Velocities in Solar Pores

Abstract

We use high spatial and spectral resolution filtergrams to examine the three-dimensional morphology and velocity fields associated with solar pores in a region of newly emerged magnetic flux. The observed amplitude of the horizontal surface velocities decreases near the pores. Most of the pores exhibit a downflow in the surrounding region. Time-averaged line-of-sight velocities in and near the pores increased with the strength of the associated magnetic field. The LOS velocities are such that the maximum downflow is not centered about the continuum intensity and sometimes traces an annulus ringlike structure around the pore. From a time sequence of continuum images, it appears that some pores shed flux at the photospheric level. Cork movies of the surface velocities show that the are advected toward weak downflows near the pore locations and that the loci of the advected corks trace boundaries that resemble mesogranular and supergranular flows.
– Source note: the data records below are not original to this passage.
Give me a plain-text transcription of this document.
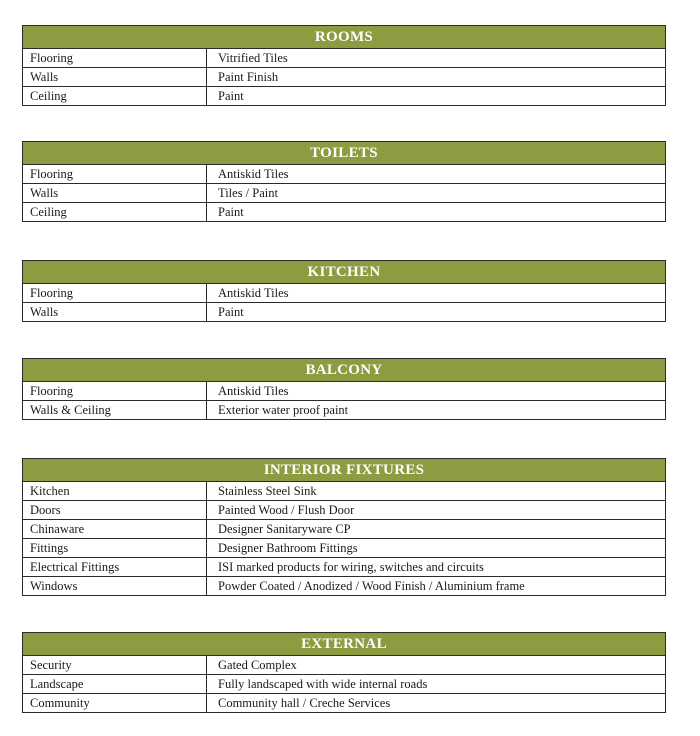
ROOMS
Flooring	Vitrified Tiles
Walls	Paint Finish
Ceiling	Paint
TOILETS
Flooring	Antiskid Tiles
Walls	Tiles / Paint
Ceiling	Paint
KITCHEN
Flooring	Antiskid Tiles
Walls	Paint
BALCONY
Flooring	Antiskid Tiles
Walls & Ceiling	Exterior water proof paint
INTERIOR FIXTURES
Kitchen	Stainless Steel Sink
Doors	Painted Wood / Flush Door
Chinaware	Designer Sanitaryware CP
Fittings	Designer Bathroom Fittings
Electrical Fittings	ISI marked products for wiring, switches and circuits
Windows	Powder Coated / Anodized / Wood Finish / Aluminium frame
EXTERNAL
Security	Gated Complex
Landscape	Fully landscaped with wide internal roads
Community	Community hall / Creche Services
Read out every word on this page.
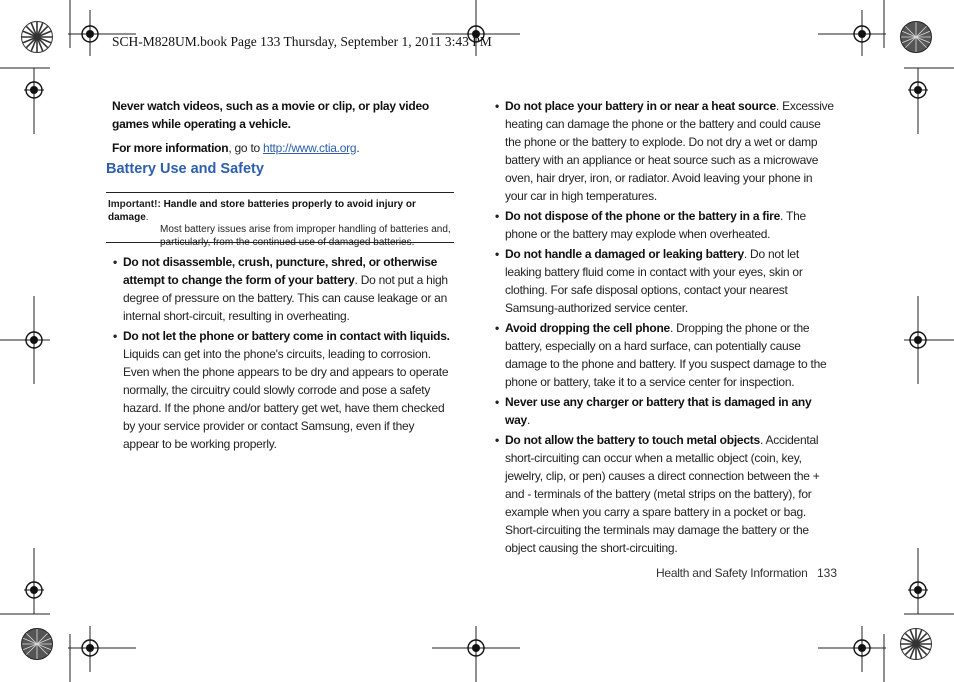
SCH-M828UM.book Page 133 Thursday, September 1, 2011 3:43 PM
Never watch videos, such as a movie or clip, or play video games while operating a vehicle.
For more information, go to http://www.ctia.org.
Battery Use and Safety
Important!: Handle and store batteries properly to avoid injury or damage.
Most battery issues arise from improper handling of batteries and, particularly, from the continued use of damaged batteries.
• Do not disassemble, crush, puncture, shred, or otherwise attempt to change the form of your battery. Do not put a high degree of pressure on the battery. This can cause leakage or an internal short-circuit, resulting in overheating.
• Do not let the phone or battery come in contact with liquids. Liquids can get into the phone's circuits, leading to corrosion. Even when the phone appears to be dry and appears to operate normally, the circuitry could slowly corrode and pose a safety hazard. If the phone and/or battery get wet, have them checked by your service provider or contact Samsung, even if they appear to be working properly.
• Do not place your battery in or near a heat source. Excessive heating can damage the phone or the battery and could cause the phone or the battery to explode. Do not dry a wet or damp battery with an appliance or heat source such as a microwave oven, hair dryer, iron, or radiator. Avoid leaving your phone in your car in high temperatures.
• Do not dispose of the phone or the battery in a fire. The phone or the battery may explode when overheated.
• Do not handle a damaged or leaking battery. Do not let leaking battery fluid come in contact with your eyes, skin or clothing. For safe disposal options, contact your nearest Samsung-authorized service center.
• Avoid dropping the cell phone. Dropping the phone or the battery, especially on a hard surface, can potentially cause damage to the phone and battery. If you suspect damage to the phone or battery, take it to a service center for inspection.
• Never use any charger or battery that is damaged in any way.
• Do not allow the battery to touch metal objects. Accidental short-circuiting can occur when a metallic object (coin, key, jewelry, clip, or pen) causes a direct connection between the + and - terminals of the battery (metal strips on the battery), for example when you carry a spare battery in a pocket or bag. Short-circuiting the terminals may damage the battery or the object causing the short-circuiting.
Health and Safety Information 133
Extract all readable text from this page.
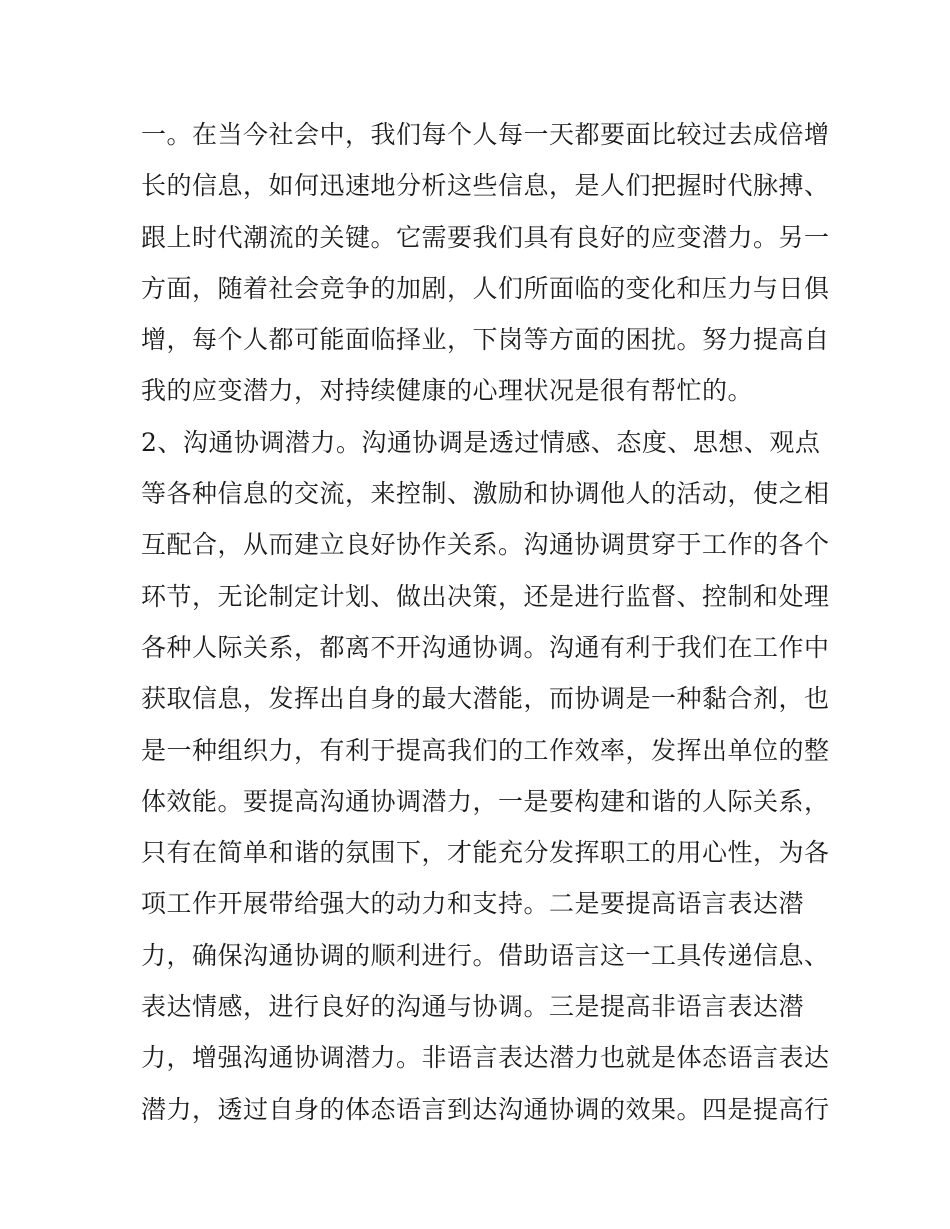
一。在当今社会中，我们每个人每一天都要面比较过去成倍增
长的信息，如何迅速地分析这些信息，是人们把握时代脉搏、
跟上时代潮流的关键。它需要我们具有良好的应变潜力。另一
方面，随着社会竞争的加剧，人们所面临的变化和压力与日俱
增，每个人都可能面临择业，下岗等方面的困扰。努力提高自
我的应变潜力，对持续健康的心理状况是很有帮忙的。
2、沟通协调潜力。沟通协调是透过情感、态度、思想、观点
等各种信息的交流，来控制、激励和协调他人的活动，使之相
互配合，从而建立良好协作关系。沟通协调贯穿于工作的各个
环节，无论制定计划、做出决策，还是进行监督、控制和处理
各种人际关系，都离不开沟通协调。沟通有利于我们在工作中
获取信息，发挥出自身的最大潜能，而协调是一种黏合剂，也
是一种组织力，有利于提高我们的工作效率，发挥出单位的整
体效能。要提高沟通协调潜力，一是要构建和谐的人际关系，
只有在简单和谐的氛围下，才能充分发挥职工的用心性，为各
项工作开展带给强大的动力和支持。二是要提高语言表达潜
力，确保沟通协调的顺利进行。借助语言这一工具传递信息、
表达情感，进行良好的沟通与协调。三是提高非语言表达潜
力，增强沟通协调潜力。非语言表达潜力也就是体态语言表达
潜力，透过自身的体态语言到达沟通协调的效果。四是提高行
We analyze the vertical velocity structure in pores and show that the downflow decreases exponentially with height, with a scale height that is a factor of 2 smaller than the photospheric scale height for granules. The line-of-sight flow associated with the pores appears to expand with height. Our observations are compared with previous measurements of flows in and around pores that were based on both spectrograms and filtergrams. Finally, we provide a phenomenological description for pores.